Erika Andiola, 20, a leader of the Arizona Dream Act Coalition, said U.S. Immigration and Customs agents arrived at the door of her Phoenix home around 9 p.m. She said they asked for her mother, Maria Arreola, and immediately handcuffed Arreola when she approached the door. They then asked Andiola’s older brother, Heriberto Andiola Arreola, his legal status. When he didn’t answer their questions, the agents also detained him, Erika Andiola said.
“Seeing my mother and my brother taken away from me, I will never forget this,” Andiola said in a conference call with reporters.
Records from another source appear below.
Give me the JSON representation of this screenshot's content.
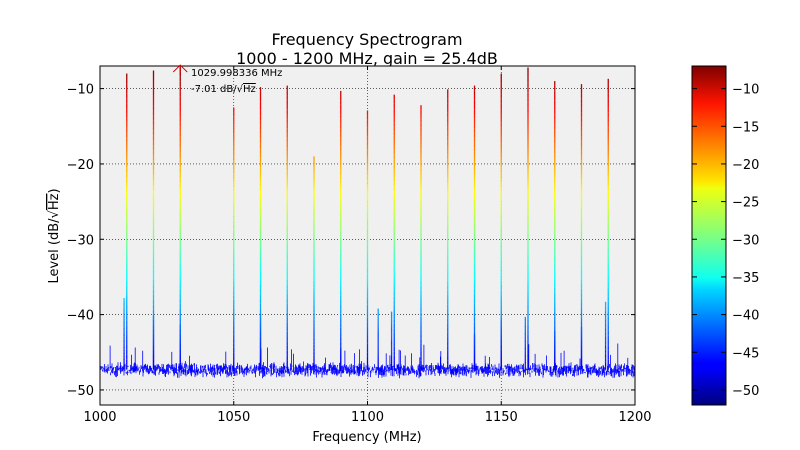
{
  "chart_data": {
    "type": "line",
    "title": "Frequency Spectrogram",
    "subtitle": "1000 - 1200 MHz, gain = 25.4dB",
    "xlabel": "Frequency (MHz)",
    "ylabel_prefix": "Level (dB/",
    "ylabel_radical": "√",
    "ylabel_unit": "Hz",
    "ylabel_suffix": ")",
    "xlim": [
      1000,
      1200
    ],
    "ylim": [
      -52,
      -7
    ],
    "xticks": [
      "1000",
      "1050",
      "1100",
      "1150",
      "1200"
    ],
    "yticks": [
      "−10",
      "−20",
      "−30",
      "−40",
      "−50"
    ],
    "grid": true,
    "noise_floor": -47.3,
    "peaks": [
      {
        "x": 1010,
        "y": -8.0
      },
      {
        "x": 1020,
        "y": -7.6
      },
      {
        "x": 1030,
        "y": -7.0
      },
      {
        "x": 1050,
        "y": -12.5
      },
      {
        "x": 1060,
        "y": -9.8
      },
      {
        "x": 1070,
        "y": -9.6
      },
      {
        "x": 1080,
        "y": -19.0
      },
      {
        "x": 1090,
        "y": -10.3
      },
      {
        "x": 1100,
        "y": -12.9
      },
      {
        "x": 1110,
        "y": -10.8
      },
      {
        "x": 1120,
        "y": -12.2
      },
      {
        "x": 1130,
        "y": -10.1
      },
      {
        "x": 1140,
        "y": -9.6
      },
      {
        "x": 1150,
        "y": -8.0
      },
      {
        "x": 1160,
        "y": -7.2
      },
      {
        "x": 1170,
        "y": -9.0
      },
      {
        "x": 1180,
        "y": -9.4
      },
      {
        "x": 1190,
        "y": -8.7
      }
    ],
    "spurs": [
      {
        "x": 1009,
        "y": -37.8
      },
      {
        "x": 1020,
        "y": -40.2
      },
      {
        "x": 1030,
        "y": -41.3
      },
      {
        "x": 1060,
        "y": -39.8
      },
      {
        "x": 1090,
        "y": -44.5
      },
      {
        "x": 1104,
        "y": -39.2
      },
      {
        "x": 1109,
        "y": -39.6
      },
      {
        "x": 1140,
        "y": -42.6
      },
      {
        "x": 1150,
        "y": -40.5
      },
      {
        "x": 1159,
        "y": -40.3
      },
      {
        "x": 1170,
        "y": -42.2
      },
      {
        "x": 1180,
        "y": -41.6
      },
      {
        "x": 1189,
        "y": -38.3
      }
    ],
    "marker": {
      "x": 1029.998336,
      "y": -7.01,
      "freq_label": "1029.998336 MHz",
      "level_prefix": "-7.01 dB/",
      "level_radical": "√",
      "level_unit": "Hz"
    },
    "colorbar": {
      "range": [
        -52,
        -7
      ],
      "ticks": [
        "−10",
        "−15",
        "−20",
        "−25",
        "−30",
        "−35",
        "−40",
        "−45",
        "−50"
      ],
      "colormap": "jet"
    },
    "colors": {
      "plot_background": "#f0f0f0",
      "noise": "#0000ff",
      "grid": "#000000"
    }
  }
}
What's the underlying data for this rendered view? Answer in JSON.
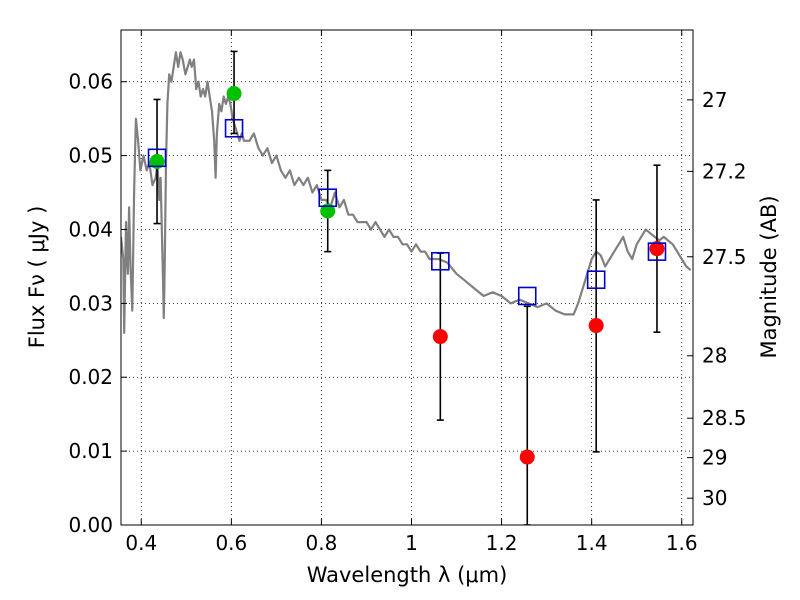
{
  "chart_data": {
    "type": "scatter",
    "xlabel": "Wavelength  λ (μm)",
    "ylabel": "Flux  Fν  ( μJy )",
    "y2label": "Magnitude (AB)",
    "xlim": [
      0.355,
      1.625
    ],
    "ylim": [
      0.0,
      0.067
    ],
    "grid": true,
    "x_ticks": [
      {
        "value": 0.4,
        "label": "0.4"
      },
      {
        "value": 0.6,
        "label": "0.6"
      },
      {
        "value": 0.8,
        "label": "0.8"
      },
      {
        "value": 1.0,
        "label": "1"
      },
      {
        "value": 1.2,
        "label": "1.2"
      },
      {
        "value": 1.4,
        "label": "1.4"
      },
      {
        "value": 1.6,
        "label": "1.6"
      }
    ],
    "y_ticks": [
      {
        "value": 0.0,
        "label": "0.00"
      },
      {
        "value": 0.01,
        "label": "0.01"
      },
      {
        "value": 0.02,
        "label": "0.02"
      },
      {
        "value": 0.03,
        "label": "0.03"
      },
      {
        "value": 0.04,
        "label": "0.04"
      },
      {
        "value": 0.05,
        "label": "0.05"
      },
      {
        "value": 0.06,
        "label": "0.06"
      }
    ],
    "mag_ticks": [
      {
        "mag": 27,
        "label": "27"
      },
      {
        "mag": 27.2,
        "label": "27.2"
      },
      {
        "mag": 27.5,
        "label": "27.5"
      },
      {
        "mag": 28,
        "label": "28"
      },
      {
        "mag": 28.5,
        "label": "28.5"
      },
      {
        "mag": 29,
        "label": "29"
      },
      {
        "mag": 30,
        "label": "30"
      }
    ],
    "series": [
      {
        "type": "line",
        "color": "#808080",
        "points": [
          [
            0.355,
            0.039
          ],
          [
            0.36,
            0.036
          ],
          [
            0.362,
            0.026
          ],
          [
            0.366,
            0.041
          ],
          [
            0.37,
            0.034
          ],
          [
            0.373,
            0.043
          ],
          [
            0.376,
            0.035
          ],
          [
            0.38,
            0.029
          ],
          [
            0.384,
            0.045
          ],
          [
            0.388,
            0.055
          ],
          [
            0.393,
            0.052
          ],
          [
            0.398,
            0.048
          ],
          [
            0.405,
            0.05
          ],
          [
            0.412,
            0.048
          ],
          [
            0.418,
            0.049
          ],
          [
            0.425,
            0.046
          ],
          [
            0.432,
            0.047
          ],
          [
            0.436,
            0.049
          ],
          [
            0.44,
            0.044
          ],
          [
            0.443,
            0.047
          ],
          [
            0.446,
            0.039
          ],
          [
            0.448,
            0.034
          ],
          [
            0.45,
            0.028
          ],
          [
            0.452,
            0.035
          ],
          [
            0.455,
            0.049
          ],
          [
            0.458,
            0.057
          ],
          [
            0.462,
            0.061
          ],
          [
            0.467,
            0.06
          ],
          [
            0.472,
            0.062
          ],
          [
            0.477,
            0.064
          ],
          [
            0.482,
            0.062
          ],
          [
            0.487,
            0.064
          ],
          [
            0.492,
            0.063
          ],
          [
            0.498,
            0.061
          ],
          [
            0.503,
            0.062
          ],
          [
            0.508,
            0.063
          ],
          [
            0.512,
            0.062
          ],
          [
            0.517,
            0.063
          ],
          [
            0.522,
            0.059
          ],
          [
            0.527,
            0.06
          ],
          [
            0.532,
            0.058
          ],
          [
            0.537,
            0.059
          ],
          [
            0.542,
            0.058
          ],
          [
            0.547,
            0.06
          ],
          [
            0.552,
            0.058
          ],
          [
            0.557,
            0.056
          ],
          [
            0.562,
            0.052
          ],
          [
            0.565,
            0.047
          ],
          [
            0.568,
            0.053
          ],
          [
            0.573,
            0.057
          ],
          [
            0.578,
            0.056
          ],
          [
            0.583,
            0.058
          ],
          [
            0.588,
            0.057
          ],
          [
            0.593,
            0.058
          ],
          [
            0.598,
            0.057
          ],
          [
            0.603,
            0.055
          ],
          [
            0.608,
            0.054
          ],
          [
            0.613,
            0.053
          ],
          [
            0.618,
            0.052
          ],
          [
            0.623,
            0.053
          ],
          [
            0.628,
            0.052
          ],
          [
            0.64,
            0.052
          ],
          [
            0.65,
            0.053
          ],
          [
            0.66,
            0.051
          ],
          [
            0.67,
            0.05
          ],
          [
            0.68,
            0.051
          ],
          [
            0.69,
            0.049
          ],
          [
            0.7,
            0.05
          ],
          [
            0.71,
            0.048
          ],
          [
            0.72,
            0.047
          ],
          [
            0.73,
            0.048
          ],
          [
            0.74,
            0.046
          ],
          [
            0.75,
            0.047
          ],
          [
            0.76,
            0.046
          ],
          [
            0.77,
            0.047
          ],
          [
            0.78,
            0.045
          ],
          [
            0.79,
            0.046
          ],
          [
            0.8,
            0.044
          ],
          [
            0.81,
            0.044
          ],
          [
            0.82,
            0.043
          ],
          [
            0.83,
            0.045
          ],
          [
            0.84,
            0.043
          ],
          [
            0.85,
            0.044
          ],
          [
            0.86,
            0.042
          ],
          [
            0.87,
            0.042
          ],
          [
            0.88,
            0.041
          ],
          [
            0.89,
            0.041
          ],
          [
            0.9,
            0.041
          ],
          [
            0.91,
            0.04
          ],
          [
            0.92,
            0.041
          ],
          [
            0.93,
            0.04
          ],
          [
            0.94,
            0.039
          ],
          [
            0.95,
            0.04
          ],
          [
            0.96,
            0.039
          ],
          [
            0.97,
            0.039
          ],
          [
            0.98,
            0.038
          ],
          [
            0.99,
            0.038
          ],
          [
            1.0,
            0.037
          ],
          [
            1.01,
            0.038
          ],
          [
            1.02,
            0.037
          ],
          [
            1.03,
            0.037
          ],
          [
            1.04,
            0.036
          ],
          [
            1.05,
            0.036
          ],
          [
            1.06,
            0.036
          ],
          [
            1.08,
            0.0355
          ],
          [
            1.1,
            0.034
          ],
          [
            1.12,
            0.033
          ],
          [
            1.14,
            0.032
          ],
          [
            1.16,
            0.031
          ],
          [
            1.18,
            0.0315
          ],
          [
            1.2,
            0.031
          ],
          [
            1.22,
            0.03
          ],
          [
            1.24,
            0.0305
          ],
          [
            1.26,
            0.03
          ],
          [
            1.28,
            0.0295
          ],
          [
            1.3,
            0.03
          ],
          [
            1.32,
            0.029
          ],
          [
            1.34,
            0.0285
          ],
          [
            1.36,
            0.0285
          ],
          [
            1.37,
            0.03
          ],
          [
            1.38,
            0.032
          ],
          [
            1.39,
            0.034
          ],
          [
            1.4,
            0.036
          ],
          [
            1.41,
            0.037
          ],
          [
            1.42,
            0.0365
          ],
          [
            1.43,
            0.035
          ],
          [
            1.44,
            0.036
          ],
          [
            1.45,
            0.037
          ],
          [
            1.46,
            0.038
          ],
          [
            1.47,
            0.039
          ],
          [
            1.48,
            0.037
          ],
          [
            1.49,
            0.036
          ],
          [
            1.5,
            0.038
          ],
          [
            1.51,
            0.039
          ],
          [
            1.52,
            0.04
          ],
          [
            1.53,
            0.0395
          ],
          [
            1.54,
            0.039
          ],
          [
            1.55,
            0.0385
          ],
          [
            1.56,
            0.039
          ],
          [
            1.57,
            0.0385
          ],
          [
            1.58,
            0.038
          ],
          [
            1.59,
            0.037
          ],
          [
            1.6,
            0.036
          ],
          [
            1.61,
            0.035
          ],
          [
            1.62,
            0.0345
          ]
        ]
      },
      {
        "type": "scatter",
        "marker": "circle",
        "color": "#00c000",
        "points": [
          {
            "x": 0.435,
            "y": 0.0492
          },
          {
            "x": 0.606,
            "y": 0.0584
          },
          {
            "x": 0.814,
            "y": 0.0425
          }
        ]
      },
      {
        "type": "scatter",
        "marker": "circle",
        "color": "#ff0000",
        "points": [
          {
            "x": 1.064,
            "y": 0.0255
          },
          {
            "x": 1.257,
            "y": 0.0092
          },
          {
            "x": 1.41,
            "y": 0.027
          },
          {
            "x": 1.545,
            "y": 0.0374
          }
        ]
      },
      {
        "type": "errorbar",
        "marker": "open-square",
        "color": "#0000cc",
        "errorbar_color": "#000000",
        "points": [
          {
            "x": 0.435,
            "y": 0.0497,
            "ylow": 0.0408,
            "yhigh": 0.0576
          },
          {
            "x": 0.606,
            "y": 0.0537,
            "ylow": 0.053,
            "yhigh": 0.0641
          },
          {
            "x": 0.814,
            "y": 0.0443,
            "ylow": 0.037,
            "yhigh": 0.048
          },
          {
            "x": 1.064,
            "y": 0.0357,
            "ylow": 0.0142,
            "yhigh": 0.0368
          },
          {
            "x": 1.257,
            "y": 0.031,
            "ylow": 0.0,
            "yhigh": 0.0296
          },
          {
            "x": 1.41,
            "y": 0.0332,
            "ylow": 0.0099,
            "yhigh": 0.044
          },
          {
            "x": 1.545,
            "y": 0.037,
            "ylow": 0.0261,
            "yhigh": 0.0487
          }
        ]
      }
    ]
  }
}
The two were released within hours, but not before Andiola began mobilizing the activism community via Facebook and other social media tools. She also called on her congressional contacts, seeking support and assistance to release her family members.
U.S. Citizens and Immigration agents confirmed that two people were detained and later released.
“Although one individual had been previously removed from the country, an initial review of these cases revealed that certain factors outlined in ICE’s prosecutorial discretion policy appear to be present and merit an exercise of discretion,” Barbara Gonzalez, press secretary for U.S. Immigration and Customs Enforcement, said in a statement. “A fuller review of the cases is currently ongoing. ICE exercises prosecutorial discretion on a case-by-case basis, considering the totality of the circumstances in an individual case.”
Some supporters raised questions about whether the arrests were a form of retaliation for Andiola's activism promoting legislation known as the Dream Act, which would give a path to legalization to young undocumented workers seeking to attend college or join the military.
Andiola said ICE agents allowed her 34-year-old brother to see a file that included pictures of her. She said agents told her brother that they were aware of her work and that he should not participate.
Federal officials denied the arrests had anything to do with her activism, but said that they were based on a prior arrest. Andiola’s mother, who also has a previous order of removal, was detained and released last month after a traffic stop.
Marielena Hincapié, executive director of the National Immigration Law Center, said the traffic stop arrest may have triggered the ICE team to visit Arriola's home.